280. THE
MOST DESERVING
Caroline
Trieschmann’s THE MOST DESERVING, the latest offering from the Women’s Project,
located in City Center’s Stage II venue, is an amusing, if cartoonish, comedy that seeks to shred the
politically correct circumstances surrounding arts grants and funding. It shoots
some spiky barbs into the process, with broadly drawn characters representing
an arts council in a small town in Ellis County, Kansas. They consist of Edie Kelch (Kristin
Griffith), a wealthy, recently widowed arts patron; Dwayne Dean (Adam LeFevre),
a man who turned to art when he lost his job; Liz Chang (Jennifer Lim),
an ambitious Asian-American art historian who keeps boring everyone with reminders that
she has an M.A.; Ted Atkinson (Daniel Pearce), a middle-aged, British-born reporter;
and, most memorably, Jolene Atkinson (Veanne Cox), Ted’s wife and the chairperson of the
committee. The group’s makeup is highly questionable, but does provide a
disparate assortment of eccentric personalities that gives rise to several
risible situations.
The
council is deliberating over the granting of $20,000 to the winner of an arts competition,
and the choice boils down to three artists, one of them being Rick Duffy, whom
we never see but who is the son of a politician responsible for the council’s
budget. This, of course, would immediately disqualify the son in any real
competition, just as would the involvement of council member and award competitor Dwayne, who claims
that what makes his art original is that he paints only vice presidents. Also, the presence of a husband and wife on the same small council would be a universal no-no.
The most worthwhile artist, partly because he best satisfies the requirement that the winner be from an underrepresented group, is an indigent, wheelchair-bound, possibly crazy, black man, Everett Whiteside (Ray Anthony Thomas), whose candidacy is strongly supported by Liz, who hopes the book she says she's writing about him will get her out of Kansas. Everett creates religious sculptures from found objects, or what some call “junk.” A sizable chunk of the play’s humor is based on what constitutes a minority, with Rick Duffy’s claim to be 1/16th Sioux Indian countered by a claim Dwayne makes that gets one of the show’s biggest yocks.
Jennifer Lim, Kristin Griffith, Veanne Cox. Photo: Carol Rosegg.

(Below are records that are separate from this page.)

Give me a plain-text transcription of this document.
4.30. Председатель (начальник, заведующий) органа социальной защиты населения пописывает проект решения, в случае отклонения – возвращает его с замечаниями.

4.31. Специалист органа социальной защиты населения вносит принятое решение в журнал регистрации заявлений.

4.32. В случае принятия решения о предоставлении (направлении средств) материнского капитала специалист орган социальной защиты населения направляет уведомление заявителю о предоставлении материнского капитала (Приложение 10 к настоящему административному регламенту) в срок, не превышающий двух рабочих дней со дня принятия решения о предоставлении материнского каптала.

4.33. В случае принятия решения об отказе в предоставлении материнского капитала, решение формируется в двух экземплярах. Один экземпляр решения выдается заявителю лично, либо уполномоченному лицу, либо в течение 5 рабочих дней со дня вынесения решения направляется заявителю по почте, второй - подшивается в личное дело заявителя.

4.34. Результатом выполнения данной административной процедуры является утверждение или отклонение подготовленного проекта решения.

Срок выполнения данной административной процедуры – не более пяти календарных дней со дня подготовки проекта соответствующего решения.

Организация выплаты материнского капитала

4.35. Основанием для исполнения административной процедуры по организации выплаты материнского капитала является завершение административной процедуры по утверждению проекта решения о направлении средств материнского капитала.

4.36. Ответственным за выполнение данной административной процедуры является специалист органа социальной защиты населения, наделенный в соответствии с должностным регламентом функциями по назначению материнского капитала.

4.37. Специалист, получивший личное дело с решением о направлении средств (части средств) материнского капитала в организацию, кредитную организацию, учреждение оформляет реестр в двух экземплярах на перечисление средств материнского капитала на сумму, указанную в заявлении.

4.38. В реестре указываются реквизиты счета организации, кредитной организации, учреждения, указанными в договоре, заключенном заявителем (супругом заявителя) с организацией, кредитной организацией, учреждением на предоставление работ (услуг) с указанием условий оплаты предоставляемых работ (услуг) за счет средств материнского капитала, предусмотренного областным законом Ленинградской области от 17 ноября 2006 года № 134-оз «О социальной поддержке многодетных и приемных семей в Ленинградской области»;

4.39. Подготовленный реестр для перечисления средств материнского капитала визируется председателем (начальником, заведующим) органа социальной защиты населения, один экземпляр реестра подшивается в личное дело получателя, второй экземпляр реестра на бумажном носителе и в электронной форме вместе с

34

The most worthwhile artist, partly because he best satisfies the requirement that the winner be from an underrepresented group, is an indigent, wheelchair-bound, possibly crazy, black man, Everett Whiteside (Ray Anthony Thomas), whose candidacy is strongly supported by Liz, who hopes the book she says she's writing about him will get her out of Kansas. Everett creates religious sculptures from found objects, or what some call “junk.” A sizable chunk of the play’s humor is based on what constitutes a minority, with Rick Duffy’s claim to be 1/16th Sioux Indian countered by a claim Dwayne makes that gets one of the show’s biggest yocks.
The
ensemble is quite good, with a special nod to Kristin Griffith as the glamorous blonde widow, but leading the
humor brigade is the priceless Veanne Cox as the council chairperson, prim
and proper on the outside but red hot in the bedroom when she tries to
influence her husband’s vote for Rick Duffy—she wants to get his father to
increase the council’s funding—by dressing in sexy lingerie and trying to
seduce him. Jolene has the super-officiousness of a bureaucrat with an agenda
who refuses to welcome any ideas contrary to her own, so when we see
her other side, the results are hilarious.
Ms.
Trieschmann’s play, briskly directed by Shelley Butler, walks an unsteady tonal
tightrope as it shifts from office satire to bedroom farce to serious
discussion (a scene between Liz and Everett), and some of the situations and
characters are way too far-fetched for plausibility. For the most part,
though, the production’s 90 minutes fly by swiftly and produce some of the
loudest laughs you’ll hear this season.
David
M. Barber’s set is adaptable to the multiple locales of conference room, artist’s
studio, bedroom, and so on, and the costumes of Donald Sanders, the lighting of
Traci Klainer Polimeni, and the sound design of Leon Rothenberg provide
satisfactory visual and aural support.
I’ve
sat on committees like the one poked fun at in THE MOST DESERVING, and
appreciate the premises on which its satire is based, even if Ms. Trieschmann
over-exaggerates for comedic effect. This may not be the
most deserving play in New York, but it does deserve kudos for keeping the
comic ball in the air so much of the time.